Lang posted a write-up on AVIXA Xchange as well here.

ISE 2025 – 9 Great Reasons To Visit The LANG Booth | AVIXA Xchange

Q- SYS also brought their A game to Barcelona by gamifying their booth and creating an “only here” style experience. They created two escape rooms where an evil engineer has trapped you inside their laboratory and your mission is to get out using your AV savvy and Q-SYS know-how. They of course used their audio, video, and control platforms to create the experience itself, showcasing the power of Q-SYS to distribute video, track presenters and capture video, playback audio, and control doors, lighting, and all of the elements of the escape room itself.  They also allocated and posted scores to let the best of the best highlight their prowess in their escapes. Again, this experience had to not only leverage hardware, but set work, physical elements, and bespoke content.

Here’s a Linked In post to give you a peek into the experience.
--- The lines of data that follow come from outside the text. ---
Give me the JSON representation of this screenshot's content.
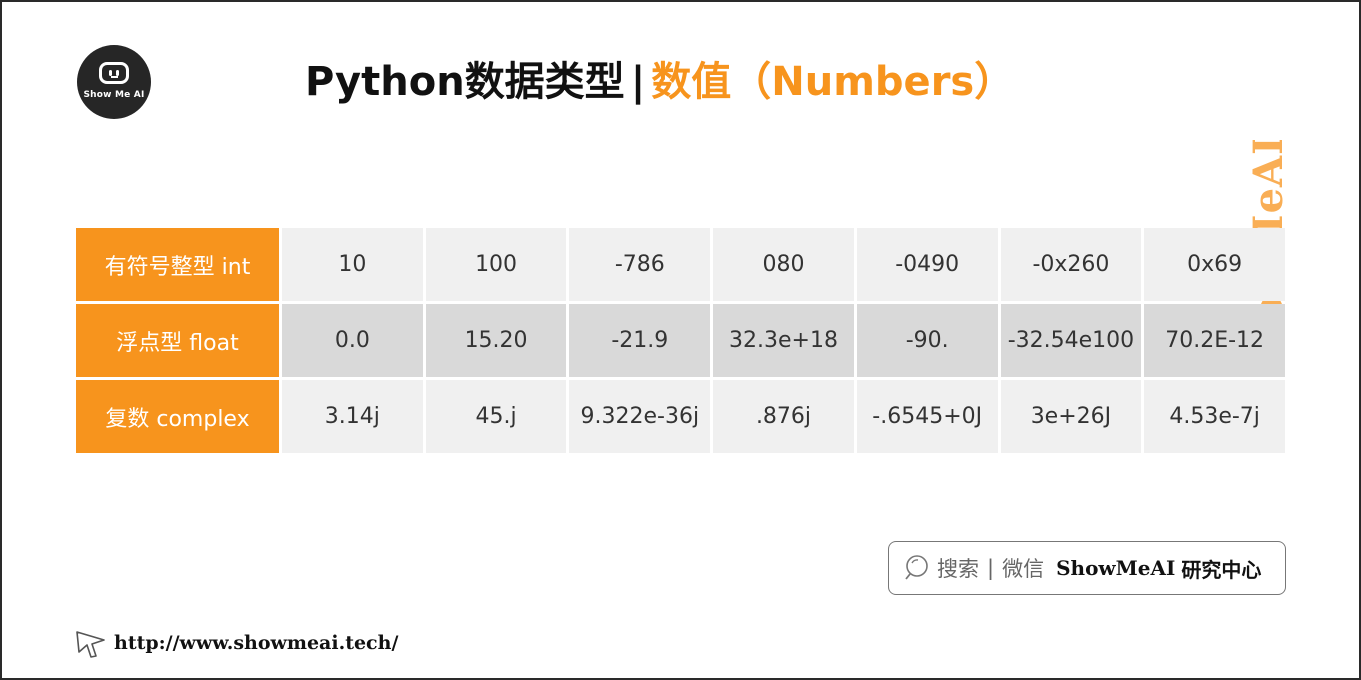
{
  "logo": {
    "text": "Show Me AI"
  },
  "title": {
    "main": "Python数据类型",
    "separator": "|",
    "accent": "数值（Numbers）"
  },
  "watermark": "ShowMeAI",
  "table": {
    "rows": [
      {
        "header": "有符号整型 int",
        "values": [
          "10",
          "100",
          "-786",
          "080",
          "-0490",
          "-0x260",
          "0x69"
        ]
      },
      {
        "header": "浮点型 float",
        "values": [
          "0.0",
          "15.20",
          "-21.9",
          "32.3e+18",
          "-90.",
          "-32.54e100",
          "70.2E-12"
        ]
      },
      {
        "header": "复数 complex",
        "values": [
          "3.14j",
          "45.j",
          "9.322e-36j",
          ".876j",
          "-.6545+0J",
          "3e+26J",
          "4.53e-7j"
        ]
      }
    ]
  },
  "search_badge": {
    "search_label": "搜索",
    "divider": "|",
    "wechat_label": "微信",
    "brand": "ShowMeAI",
    "lab": "研究中心"
  },
  "footer": {
    "url": "http://www.showmeai.tech/"
  },
  "colors": {
    "accent": "#f7941d",
    "row_light": "#f0f0f0",
    "row_dark": "#d9d9d9"
  }
}
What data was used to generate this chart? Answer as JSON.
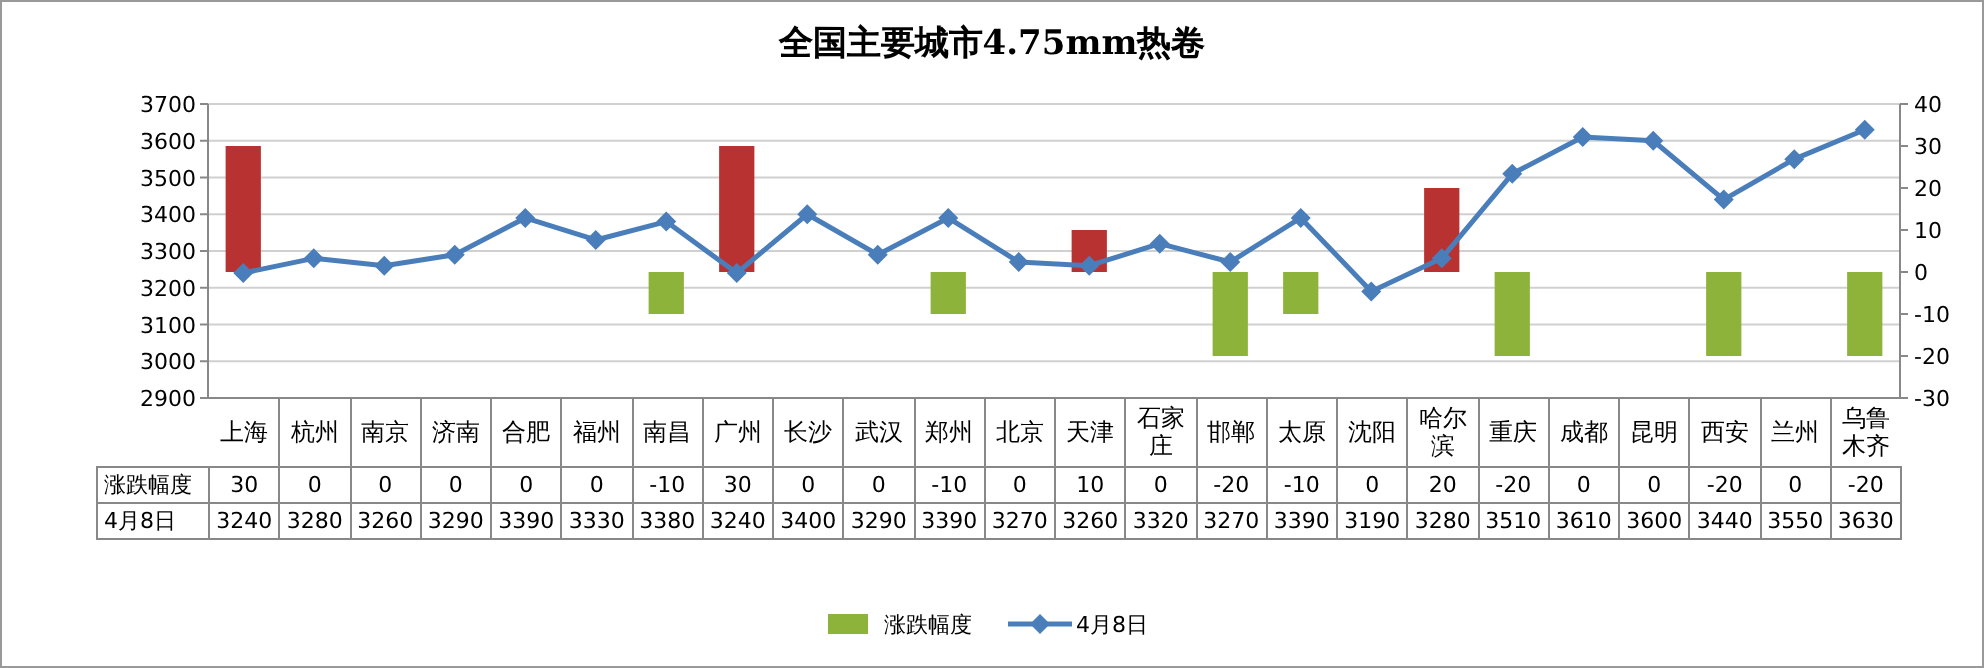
{
  "chart_data": {
    "type": "bar",
    "title": "全国主要城市4.75mm热卷",
    "categories": [
      "上海",
      "杭州",
      "南京",
      "济南",
      "合肥",
      "福州",
      "南昌",
      "广州",
      "长沙",
      "武汉",
      "郑州",
      "北京",
      "天津",
      "石家庄",
      "邯郸",
      "太原",
      "沈阳",
      "哈尔滨",
      "重庆",
      "成都",
      "昆明",
      "西安",
      "兰州",
      "乌鲁木齐"
    ],
    "series": [
      {
        "name": "涨跌幅度",
        "axis": "y2",
        "color": "#8db33a",
        "colors": [
          "#b83232",
          "#8db33a",
          "#8db33a",
          "#8db33a",
          "#8db33a",
          "#8db33a",
          "#8db33a",
          "#b83232",
          "#8db33a",
          "#8db33a",
          "#8db33a",
          "#8db33a",
          "#b83232",
          "#8db33a",
          "#8db33a",
          "#8db33a",
          "#8db33a",
          "#b83232",
          "#8db33a",
          "#8db33a",
          "#8db33a",
          "#8db33a",
          "#8db33a",
          "#8db33a"
        ],
        "values": [
          30,
          0,
          0,
          0,
          0,
          0,
          -10,
          30,
          0,
          0,
          -10,
          0,
          10,
          0,
          -20,
          -10,
          0,
          20,
          -20,
          0,
          0,
          -20,
          0,
          -20
        ]
      },
      {
        "name": "4月8日",
        "type": "line",
        "color": "#4a7ebb",
        "values": [
          3240,
          3280,
          3260,
          3290,
          3390,
          3330,
          3380,
          3240,
          3400,
          3290,
          3390,
          3270,
          3260,
          3320,
          3270,
          3390,
          3190,
          3280,
          3510,
          3610,
          3600,
          3440,
          3550,
          3630
        ]
      }
    ],
    "ylim": [
      2900,
      3700
    ],
    "yticks": [
      2900,
      3000,
      3100,
      3200,
      3300,
      3400,
      3500,
      3600,
      3700
    ],
    "y2lim": [
      -30,
      40
    ],
    "y2ticks": [
      -30,
      -20,
      -10,
      0,
      10,
      20,
      30,
      40
    ],
    "grid": "y",
    "legend": "bottom",
    "marker": "diamond",
    "line_style": "solid",
    "data_labels": true
  }
}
https://www.linkedin.com/posts/qsc-audio-products-llc_qsysescaperoom-ise2025-ise25-activity-7292525601846878210-Vg5x/

Finally, if you haven’t heard of 7th Sense, they are a company you should know, especially if your company needs the video processing horsepower required to create amazing experiences. Of course, just making an awesome video processor wouldn’t have earned them a place in this breakdown, it was how they showcased the video processing that got them here. Imagine taking a white 3-dimensional object and moving it around while in real time several projectors accurately map digital imagery on top of it in real time as it moves. This is what 7th Sense brought to the ISE floor, and it is nothing short of inspiring.

The objects have to be captured by a camera, XYZ coordinates need to be collected as well as orientation, and then the processor has to generate content for several time synced projectors to map these objects accurately as they continually change position and orientation. Oh yeah, and it has to do it for 2 separate objects at once independently.

The end result is something irresistible to stop, watch, and ponder if you were moving from stand to stand. Of course, this again required special fabrication, multiple technologies, and customized content to succeed.